Adam Hoegsbro Laursen, from the Bispebjerg University Hospital in Copenhagen, Denmark, and colleagues prospectively analyzed data from 10,135 men and women aged 21–98 years who were initially examined in 1991–1994 and followed for 10 years. The correlation of LTPA, jogging, walking speed, and walking volume with MetS was assessed at baseline and at the 10-year follow-up.

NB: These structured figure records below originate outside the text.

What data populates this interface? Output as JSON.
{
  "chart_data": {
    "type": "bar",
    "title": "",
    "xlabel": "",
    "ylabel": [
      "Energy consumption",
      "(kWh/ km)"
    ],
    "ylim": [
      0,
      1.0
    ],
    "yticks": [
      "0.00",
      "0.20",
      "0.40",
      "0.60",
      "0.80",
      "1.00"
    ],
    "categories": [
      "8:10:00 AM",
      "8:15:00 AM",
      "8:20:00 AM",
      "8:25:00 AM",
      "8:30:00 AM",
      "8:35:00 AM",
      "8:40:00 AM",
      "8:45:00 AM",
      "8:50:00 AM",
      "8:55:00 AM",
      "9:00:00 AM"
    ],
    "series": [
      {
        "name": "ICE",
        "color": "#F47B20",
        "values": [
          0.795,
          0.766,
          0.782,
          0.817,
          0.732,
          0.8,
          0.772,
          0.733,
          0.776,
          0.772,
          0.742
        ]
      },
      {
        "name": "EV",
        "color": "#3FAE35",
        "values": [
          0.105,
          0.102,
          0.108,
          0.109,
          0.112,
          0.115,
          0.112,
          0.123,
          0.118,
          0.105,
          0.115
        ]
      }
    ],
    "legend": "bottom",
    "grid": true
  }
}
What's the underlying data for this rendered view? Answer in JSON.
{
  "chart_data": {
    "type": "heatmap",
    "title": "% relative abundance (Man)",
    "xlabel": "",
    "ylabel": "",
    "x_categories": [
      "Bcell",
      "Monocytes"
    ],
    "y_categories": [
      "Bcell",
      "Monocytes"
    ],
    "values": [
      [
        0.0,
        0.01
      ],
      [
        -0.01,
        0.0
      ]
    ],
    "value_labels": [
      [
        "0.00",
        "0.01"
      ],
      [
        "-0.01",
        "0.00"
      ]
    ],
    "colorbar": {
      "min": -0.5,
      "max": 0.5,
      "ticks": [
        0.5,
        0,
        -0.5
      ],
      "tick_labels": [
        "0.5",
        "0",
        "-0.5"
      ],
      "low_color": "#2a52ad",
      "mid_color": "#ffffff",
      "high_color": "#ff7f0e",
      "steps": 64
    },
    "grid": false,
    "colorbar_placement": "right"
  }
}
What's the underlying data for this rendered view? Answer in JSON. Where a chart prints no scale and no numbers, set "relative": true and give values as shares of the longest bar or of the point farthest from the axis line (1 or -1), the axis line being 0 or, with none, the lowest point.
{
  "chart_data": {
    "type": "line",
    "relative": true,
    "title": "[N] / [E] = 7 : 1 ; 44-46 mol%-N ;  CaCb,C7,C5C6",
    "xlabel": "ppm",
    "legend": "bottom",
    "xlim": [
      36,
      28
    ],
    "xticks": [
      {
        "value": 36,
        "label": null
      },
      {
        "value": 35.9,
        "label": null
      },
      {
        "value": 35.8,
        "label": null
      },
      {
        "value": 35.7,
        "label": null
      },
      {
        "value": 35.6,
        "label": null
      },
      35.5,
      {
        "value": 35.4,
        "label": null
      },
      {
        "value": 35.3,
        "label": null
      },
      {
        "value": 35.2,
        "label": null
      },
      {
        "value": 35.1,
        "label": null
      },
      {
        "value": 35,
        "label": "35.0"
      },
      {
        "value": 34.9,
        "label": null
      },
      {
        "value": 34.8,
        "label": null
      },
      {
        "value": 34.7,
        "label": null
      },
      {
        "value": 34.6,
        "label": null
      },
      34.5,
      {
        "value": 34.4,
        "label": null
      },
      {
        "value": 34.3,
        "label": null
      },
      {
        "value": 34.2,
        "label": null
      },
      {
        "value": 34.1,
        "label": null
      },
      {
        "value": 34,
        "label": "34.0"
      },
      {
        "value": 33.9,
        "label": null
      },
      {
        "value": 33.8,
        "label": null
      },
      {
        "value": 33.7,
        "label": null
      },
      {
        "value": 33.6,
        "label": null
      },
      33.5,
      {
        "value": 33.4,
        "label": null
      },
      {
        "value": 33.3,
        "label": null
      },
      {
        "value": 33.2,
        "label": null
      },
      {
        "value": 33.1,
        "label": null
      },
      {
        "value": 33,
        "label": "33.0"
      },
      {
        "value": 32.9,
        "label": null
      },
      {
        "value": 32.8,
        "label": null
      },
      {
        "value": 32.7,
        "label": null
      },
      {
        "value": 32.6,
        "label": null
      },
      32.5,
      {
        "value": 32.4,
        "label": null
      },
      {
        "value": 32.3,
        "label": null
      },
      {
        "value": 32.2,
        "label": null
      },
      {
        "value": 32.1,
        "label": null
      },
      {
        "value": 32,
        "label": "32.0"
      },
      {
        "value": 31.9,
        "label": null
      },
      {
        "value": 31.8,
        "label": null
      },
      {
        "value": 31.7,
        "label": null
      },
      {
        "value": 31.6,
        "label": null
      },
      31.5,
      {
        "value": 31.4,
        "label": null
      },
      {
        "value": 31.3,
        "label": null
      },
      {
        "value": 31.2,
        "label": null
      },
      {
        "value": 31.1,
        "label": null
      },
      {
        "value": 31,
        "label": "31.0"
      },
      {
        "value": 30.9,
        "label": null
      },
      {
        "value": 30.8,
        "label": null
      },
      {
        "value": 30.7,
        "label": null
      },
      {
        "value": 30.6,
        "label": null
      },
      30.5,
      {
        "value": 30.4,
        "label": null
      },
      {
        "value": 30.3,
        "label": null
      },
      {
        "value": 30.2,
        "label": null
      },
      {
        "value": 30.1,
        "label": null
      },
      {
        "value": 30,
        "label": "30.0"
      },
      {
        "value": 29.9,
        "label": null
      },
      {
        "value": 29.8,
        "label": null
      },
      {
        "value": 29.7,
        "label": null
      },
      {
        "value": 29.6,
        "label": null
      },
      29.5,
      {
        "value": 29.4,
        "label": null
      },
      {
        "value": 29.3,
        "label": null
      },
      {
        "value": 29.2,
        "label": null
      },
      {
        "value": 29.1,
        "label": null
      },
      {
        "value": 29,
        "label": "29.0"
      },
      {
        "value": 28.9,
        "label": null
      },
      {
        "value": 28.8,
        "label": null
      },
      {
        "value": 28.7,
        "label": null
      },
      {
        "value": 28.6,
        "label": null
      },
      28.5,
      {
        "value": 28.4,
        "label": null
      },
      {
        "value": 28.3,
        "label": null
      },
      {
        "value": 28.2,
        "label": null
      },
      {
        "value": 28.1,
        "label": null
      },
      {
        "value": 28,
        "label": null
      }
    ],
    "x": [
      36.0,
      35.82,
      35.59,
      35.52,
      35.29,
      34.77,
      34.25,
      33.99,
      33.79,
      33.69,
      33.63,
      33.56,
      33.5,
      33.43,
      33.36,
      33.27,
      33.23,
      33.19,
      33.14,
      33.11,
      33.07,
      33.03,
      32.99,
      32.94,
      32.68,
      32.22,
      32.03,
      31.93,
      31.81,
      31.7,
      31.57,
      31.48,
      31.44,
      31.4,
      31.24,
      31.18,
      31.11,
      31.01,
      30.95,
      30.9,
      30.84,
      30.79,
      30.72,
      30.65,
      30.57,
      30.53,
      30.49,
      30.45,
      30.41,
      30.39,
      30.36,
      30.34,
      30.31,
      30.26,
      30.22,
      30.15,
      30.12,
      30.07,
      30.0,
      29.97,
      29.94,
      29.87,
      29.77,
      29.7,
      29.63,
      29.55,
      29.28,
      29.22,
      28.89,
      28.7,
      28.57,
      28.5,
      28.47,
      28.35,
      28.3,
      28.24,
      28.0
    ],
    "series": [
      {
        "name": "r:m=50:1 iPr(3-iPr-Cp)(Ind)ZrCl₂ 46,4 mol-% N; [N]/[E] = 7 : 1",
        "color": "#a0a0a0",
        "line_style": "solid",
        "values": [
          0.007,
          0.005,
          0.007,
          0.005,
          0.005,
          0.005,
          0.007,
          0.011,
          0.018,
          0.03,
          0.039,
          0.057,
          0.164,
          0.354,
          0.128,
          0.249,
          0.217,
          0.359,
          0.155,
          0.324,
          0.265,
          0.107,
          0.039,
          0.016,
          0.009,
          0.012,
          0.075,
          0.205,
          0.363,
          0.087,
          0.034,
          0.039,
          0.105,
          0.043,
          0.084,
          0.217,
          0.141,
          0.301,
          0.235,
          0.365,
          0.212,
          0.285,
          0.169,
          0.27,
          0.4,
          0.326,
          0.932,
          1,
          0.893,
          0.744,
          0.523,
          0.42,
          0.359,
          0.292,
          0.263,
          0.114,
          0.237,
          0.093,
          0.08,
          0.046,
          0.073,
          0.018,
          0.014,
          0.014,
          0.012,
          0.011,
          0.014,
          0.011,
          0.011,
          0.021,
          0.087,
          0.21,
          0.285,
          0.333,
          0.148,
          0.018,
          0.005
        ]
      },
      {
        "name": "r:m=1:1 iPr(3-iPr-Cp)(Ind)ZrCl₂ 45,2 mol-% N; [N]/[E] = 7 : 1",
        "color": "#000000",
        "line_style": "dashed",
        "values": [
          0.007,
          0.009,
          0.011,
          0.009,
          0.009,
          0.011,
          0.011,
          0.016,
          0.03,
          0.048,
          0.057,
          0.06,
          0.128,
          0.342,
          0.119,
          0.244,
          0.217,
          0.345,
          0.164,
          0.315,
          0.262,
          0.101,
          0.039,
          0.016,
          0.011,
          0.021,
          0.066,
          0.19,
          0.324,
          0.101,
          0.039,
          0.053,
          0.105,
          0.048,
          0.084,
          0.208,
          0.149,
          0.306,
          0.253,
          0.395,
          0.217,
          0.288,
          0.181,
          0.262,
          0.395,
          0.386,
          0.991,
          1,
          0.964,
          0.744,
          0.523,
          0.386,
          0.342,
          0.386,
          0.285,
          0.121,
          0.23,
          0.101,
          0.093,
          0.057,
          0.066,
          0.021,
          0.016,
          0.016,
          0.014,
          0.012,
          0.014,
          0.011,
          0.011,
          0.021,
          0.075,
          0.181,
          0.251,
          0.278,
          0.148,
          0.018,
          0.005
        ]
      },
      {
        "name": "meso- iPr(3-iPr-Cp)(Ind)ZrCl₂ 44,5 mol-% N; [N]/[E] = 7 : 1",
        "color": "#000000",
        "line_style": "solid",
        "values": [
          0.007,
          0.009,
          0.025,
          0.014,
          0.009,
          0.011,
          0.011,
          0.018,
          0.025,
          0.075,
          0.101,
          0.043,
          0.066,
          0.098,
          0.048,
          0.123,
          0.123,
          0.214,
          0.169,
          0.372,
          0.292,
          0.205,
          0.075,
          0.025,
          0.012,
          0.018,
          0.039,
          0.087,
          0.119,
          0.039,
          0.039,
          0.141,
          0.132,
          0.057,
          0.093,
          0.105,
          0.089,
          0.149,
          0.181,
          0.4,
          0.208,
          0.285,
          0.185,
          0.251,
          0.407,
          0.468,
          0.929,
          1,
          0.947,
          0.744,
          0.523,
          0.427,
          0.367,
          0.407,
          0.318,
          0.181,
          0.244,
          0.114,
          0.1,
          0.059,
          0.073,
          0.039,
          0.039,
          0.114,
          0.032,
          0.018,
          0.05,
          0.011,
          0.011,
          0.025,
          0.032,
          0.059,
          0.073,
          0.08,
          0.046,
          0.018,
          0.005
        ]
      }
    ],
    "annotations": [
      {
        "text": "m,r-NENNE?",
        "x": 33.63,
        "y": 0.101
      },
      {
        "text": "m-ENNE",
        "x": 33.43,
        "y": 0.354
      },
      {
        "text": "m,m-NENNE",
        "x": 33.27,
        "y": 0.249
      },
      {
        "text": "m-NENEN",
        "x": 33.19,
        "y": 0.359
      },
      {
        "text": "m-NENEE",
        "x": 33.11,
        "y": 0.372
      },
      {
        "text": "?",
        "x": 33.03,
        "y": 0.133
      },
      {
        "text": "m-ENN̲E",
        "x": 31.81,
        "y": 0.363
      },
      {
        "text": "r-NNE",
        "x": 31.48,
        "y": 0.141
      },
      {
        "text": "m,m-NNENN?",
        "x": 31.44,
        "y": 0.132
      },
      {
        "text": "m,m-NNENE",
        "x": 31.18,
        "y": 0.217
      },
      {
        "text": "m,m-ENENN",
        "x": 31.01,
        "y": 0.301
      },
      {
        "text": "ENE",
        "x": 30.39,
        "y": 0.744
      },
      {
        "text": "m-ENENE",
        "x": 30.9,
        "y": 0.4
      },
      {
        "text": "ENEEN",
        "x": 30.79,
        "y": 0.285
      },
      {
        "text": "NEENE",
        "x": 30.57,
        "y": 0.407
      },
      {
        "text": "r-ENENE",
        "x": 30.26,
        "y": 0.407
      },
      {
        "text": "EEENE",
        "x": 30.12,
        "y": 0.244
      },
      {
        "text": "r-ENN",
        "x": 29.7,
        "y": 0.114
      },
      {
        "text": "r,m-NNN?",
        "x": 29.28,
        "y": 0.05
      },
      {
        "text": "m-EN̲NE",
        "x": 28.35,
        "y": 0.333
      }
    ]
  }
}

The researchers found that the baseline prevalence of MetS was 20.7 and 27.3% in women and men, respectively. Lower LTPA and walking speed correlated with the prevalence of MetS in both men and women, while the prevalence was lower in joggers than non-joggers. At the 10-year follow-up, 15.4% of subjects who were free of MetS at baseline had developed MetS. After adjustment, the odds ratio of developing MetS was reduced in those with moderate/high LTPA (0.71; 95 percent confidence interval [CI], 0.50–1.01), fast walking speed (0.51; 95% CI, 0.33–0.80), and joggers (0.60; 95% CI, 0.37–0.95), while the odds ratio for walking more than one hour per day was 1.22 (95% CI, 0.91–1.65).

“Our results confirm the role of physical activity in reducing MetS risk and suggest that intensity more than volume of physical activity is important,” the authors write.